The dataset contains the files nodes.csv, node_types.csv, edges.csv, edge_types.csv, schema.csv and Geolocations_ESRI102017.csv. The format and content of these files is described in greater detail below.
Each line contains a node type ID as integer.
The node IDs, starting implicitly with 0, are sorted in ascending order, and are continuous.
For example, if line 813 (assuming the first line is numbered with 0) contains 5\n, this signifies that the 814th node (node ID 813) has the sixth node type (as numbering of node type IDs also starts with 0), which is explained in node_types.csv.
Each line contains a node type label.
The node type IDs implicitly start with 0, are sorted in ascending order, and are continuous.

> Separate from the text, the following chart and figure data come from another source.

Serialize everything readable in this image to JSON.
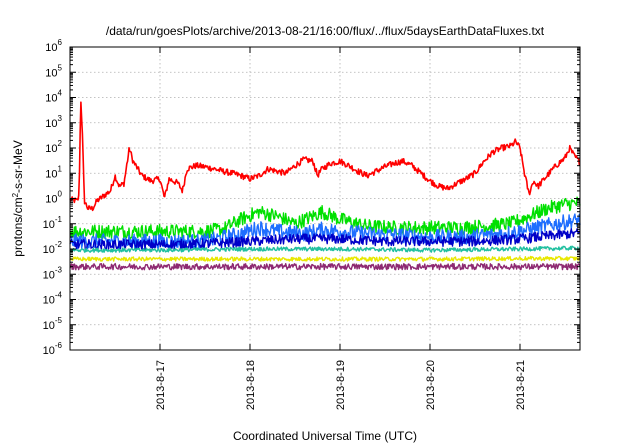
{
  "chart_data": {
    "type": "line",
    "title": "/data/run/goesPlots/archive/2013-08-21/16:00/flux/../flux/5daysEarthDataFluxes.txt",
    "xlabel": "Coordinated Universal Time (UTC)",
    "ylabel": "protons/cm2-s-sr-MeV",
    "ylabel_parts": {
      "pre": "protons/cm",
      "sup": "2",
      "post": "-s-sr-MeV"
    },
    "yscale": "log",
    "ylim": [
      1e-06,
      1000000.0
    ],
    "xlim": [
      "2013-08-16 00:00",
      "2013-08-21 16:00"
    ],
    "grid": true,
    "x_ticks": [
      "2013-8-17",
      "2013-8-18",
      "2013-8-19",
      "2013-8-20",
      "2013-8-21"
    ],
    "x_tick_days": [
      1,
      2,
      3,
      4,
      5
    ],
    "y_ticks": [
      {
        "base": "10",
        "exp": "6"
      },
      {
        "base": "10",
        "exp": "5"
      },
      {
        "base": "10",
        "exp": "4"
      },
      {
        "base": "10",
        "exp": "3"
      },
      {
        "base": "10",
        "exp": "2"
      },
      {
        "base": "10",
        "exp": "1"
      },
      {
        "base": "10",
        "exp": "0"
      },
      {
        "base": "10",
        "exp": "-1"
      },
      {
        "base": "10",
        "exp": "-2"
      },
      {
        "base": "10",
        "exp": "-3"
      },
      {
        "base": "10",
        "exp": "-4"
      },
      {
        "base": "10",
        "exp": "-5"
      },
      {
        "base": "10",
        "exp": "-6"
      }
    ],
    "series": [
      {
        "color": "#ff0000",
        "noise": 0.12,
        "points": [
          [
            0.0,
            0.9
          ],
          [
            0.08,
            0.8
          ],
          [
            0.1,
            1.2
          ],
          [
            0.12,
            10000
          ],
          [
            0.14,
            200
          ],
          [
            0.16,
            0.8
          ],
          [
            0.2,
            0.4
          ],
          [
            0.25,
            0.4
          ],
          [
            0.3,
            0.8
          ],
          [
            0.4,
            1.5
          ],
          [
            0.45,
            2
          ],
          [
            0.5,
            8
          ],
          [
            0.55,
            3
          ],
          [
            0.6,
            4
          ],
          [
            0.66,
            100
          ],
          [
            0.7,
            30
          ],
          [
            0.8,
            8
          ],
          [
            0.9,
            5
          ],
          [
            1.0,
            6
          ],
          [
            1.05,
            1
          ],
          [
            1.1,
            6
          ],
          [
            1.2,
            4
          ],
          [
            1.25,
            2
          ],
          [
            1.3,
            15
          ],
          [
            1.4,
            20
          ],
          [
            1.5,
            18
          ],
          [
            1.6,
            15
          ],
          [
            1.7,
            12
          ],
          [
            1.8,
            10
          ],
          [
            1.9,
            8
          ],
          [
            2.0,
            6
          ],
          [
            2.1,
            8
          ],
          [
            2.2,
            15
          ],
          [
            2.3,
            12
          ],
          [
            2.4,
            10
          ],
          [
            2.5,
            20
          ],
          [
            2.6,
            35
          ],
          [
            2.7,
            30
          ],
          [
            2.75,
            8
          ],
          [
            2.8,
            15
          ],
          [
            2.9,
            25
          ],
          [
            3.0,
            30
          ],
          [
            3.1,
            20
          ],
          [
            3.2,
            12
          ],
          [
            3.3,
            8
          ],
          [
            3.4,
            12
          ],
          [
            3.5,
            18
          ],
          [
            3.6,
            25
          ],
          [
            3.7,
            30
          ],
          [
            3.8,
            20
          ],
          [
            3.9,
            10
          ],
          [
            4.0,
            5
          ],
          [
            4.1,
            3
          ],
          [
            4.2,
            2.5
          ],
          [
            4.3,
            4
          ],
          [
            4.4,
            6
          ],
          [
            4.5,
            10
          ],
          [
            4.6,
            30
          ],
          [
            4.7,
            70
          ],
          [
            4.8,
            100
          ],
          [
            4.9,
            120
          ],
          [
            4.95,
            180
          ],
          [
            5.0,
            100
          ],
          [
            5.05,
            10
          ],
          [
            5.1,
            1.5
          ],
          [
            5.15,
            5
          ],
          [
            5.2,
            3
          ],
          [
            5.3,
            8
          ],
          [
            5.4,
            20
          ],
          [
            5.5,
            40
          ],
          [
            5.55,
            100
          ],
          [
            5.6,
            50
          ],
          [
            5.7,
            20
          ]
        ]
      },
      {
        "color": "#00e000",
        "noise": 0.28,
        "points": [
          [
            0.0,
            0.05
          ],
          [
            0.5,
            0.05
          ],
          [
            1.0,
            0.05
          ],
          [
            1.5,
            0.05
          ],
          [
            1.7,
            0.06
          ],
          [
            1.9,
            0.15
          ],
          [
            2.1,
            0.3
          ],
          [
            2.3,
            0.2
          ],
          [
            2.5,
            0.1
          ],
          [
            2.7,
            0.2
          ],
          [
            2.8,
            0.3
          ],
          [
            3.0,
            0.15
          ],
          [
            3.3,
            0.08
          ],
          [
            3.6,
            0.07
          ],
          [
            4.0,
            0.07
          ],
          [
            4.3,
            0.07
          ],
          [
            4.6,
            0.08
          ],
          [
            4.9,
            0.1
          ],
          [
            5.1,
            0.2
          ],
          [
            5.3,
            0.4
          ],
          [
            5.5,
            0.6
          ],
          [
            5.7,
            0.7
          ]
        ]
      },
      {
        "color": "#1e6eff",
        "noise": 0.3,
        "points": [
          [
            0.0,
            0.02
          ],
          [
            0.5,
            0.02
          ],
          [
            1.0,
            0.02
          ],
          [
            1.5,
            0.02
          ],
          [
            1.9,
            0.04
          ],
          [
            2.1,
            0.07
          ],
          [
            2.3,
            0.05
          ],
          [
            2.6,
            0.04
          ],
          [
            2.8,
            0.06
          ],
          [
            3.0,
            0.05
          ],
          [
            3.3,
            0.04
          ],
          [
            3.7,
            0.035
          ],
          [
            4.0,
            0.03
          ],
          [
            4.4,
            0.03
          ],
          [
            4.8,
            0.04
          ],
          [
            5.1,
            0.06
          ],
          [
            5.4,
            0.1
          ],
          [
            5.7,
            0.15
          ]
        ]
      },
      {
        "color": "#0000c8",
        "noise": 0.2,
        "points": [
          [
            0.0,
            0.015
          ],
          [
            0.5,
            0.015
          ],
          [
            1.0,
            0.015
          ],
          [
            1.5,
            0.016
          ],
          [
            2.0,
            0.02
          ],
          [
            2.5,
            0.025
          ],
          [
            3.0,
            0.025
          ],
          [
            3.5,
            0.02
          ],
          [
            4.0,
            0.02
          ],
          [
            4.5,
            0.02
          ],
          [
            5.0,
            0.025
          ],
          [
            5.4,
            0.035
          ],
          [
            5.7,
            0.045
          ]
        ]
      },
      {
        "color": "#20c0a0",
        "noise": 0.08,
        "points": [
          [
            0.0,
            0.009
          ],
          [
            1.0,
            0.009
          ],
          [
            2.0,
            0.01
          ],
          [
            3.0,
            0.01
          ],
          [
            4.0,
            0.009
          ],
          [
            5.0,
            0.01
          ],
          [
            5.7,
            0.011
          ]
        ]
      },
      {
        "color": "#e8e800",
        "noise": 0.08,
        "points": [
          [
            0.0,
            0.004
          ],
          [
            1.0,
            0.004
          ],
          [
            2.0,
            0.004
          ],
          [
            3.0,
            0.004
          ],
          [
            4.0,
            0.004
          ],
          [
            5.0,
            0.0042
          ],
          [
            5.7,
            0.0042
          ]
        ]
      },
      {
        "color": "#8e2a72",
        "noise": 0.12,
        "points": [
          [
            0.0,
            0.002
          ],
          [
            1.0,
            0.002
          ],
          [
            2.0,
            0.002
          ],
          [
            3.0,
            0.002
          ],
          [
            4.0,
            0.002
          ],
          [
            5.0,
            0.002
          ],
          [
            5.7,
            0.002
          ]
        ]
      }
    ]
  }
}
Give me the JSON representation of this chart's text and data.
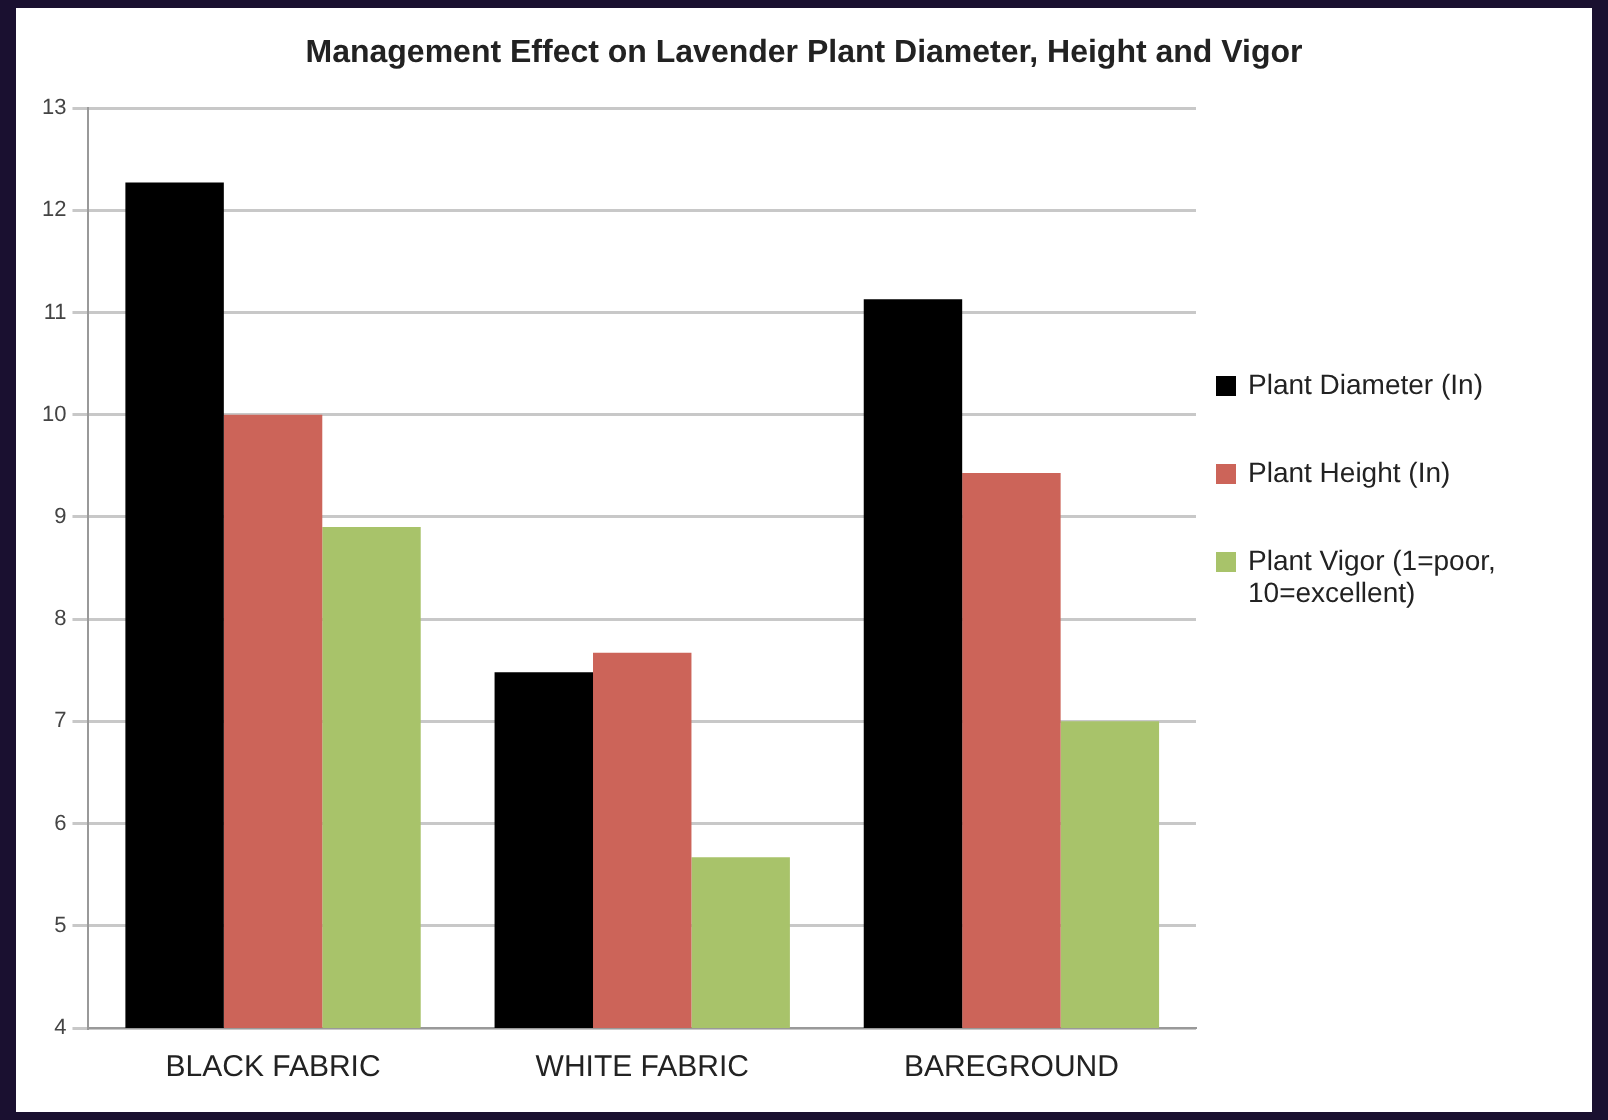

For example, line 5 Geolocation\ (assuming the first line is numbered with 0) signifies that the sixth node type (node type ID 5) has the label 'Geolocation'.
Hence, the node with ID 813 from the previous example is a Geolocation-type node.
Each line contains a source node ID, an edge type ID, and destination node ID, all encoded as integers and separated by comma.
The edge IDs are implicitly assumed in ascending, continuous fashion, starting with 0, and sorted by source node ID primarily and destination node ID secondly.
For example, line 1694 819,17,811\n signifies that the 1695th edge (edge ID 1694) of the edge type ID 17 points from the node with ID 819 to the node with ID 811. Nice.
Each line contains an edge type label.
The type IDs implicitly start with 0, are sorted in ascending order, and are continuous.
For example, line 17 find_material\n (assuming the first line is numbered with 0) signifies that the 18th edge type (edge type ID 17) has the label 'find_material'.
Hence, edge 1694 from the previous example is a find_material edge that connects Find 819 to Material 811.
Each line contains a source node type ID, and a destination type ID, separated by comma.
The lines are sorted by the edge type ID primarily, and secondly by source node type (in case of symmetric relations split into two edge types).
For example, the first line (i.e. line 0) 1,2\n signifies that the first edge type (ID 0) points from nodes of type 1 to nodes of type 2.
Each line contains the ESRI102017 (WGS 1984 Lambert Azimuthal EqArea North Pole) coordinates of a Geolocation node, where the first line contains the coordinates of the first Geolocation node occurring in the nodes.csv file (i.e., the first node of node type 5). This coordinate information is used to compute the spatial proximity of pairs of Geolocations.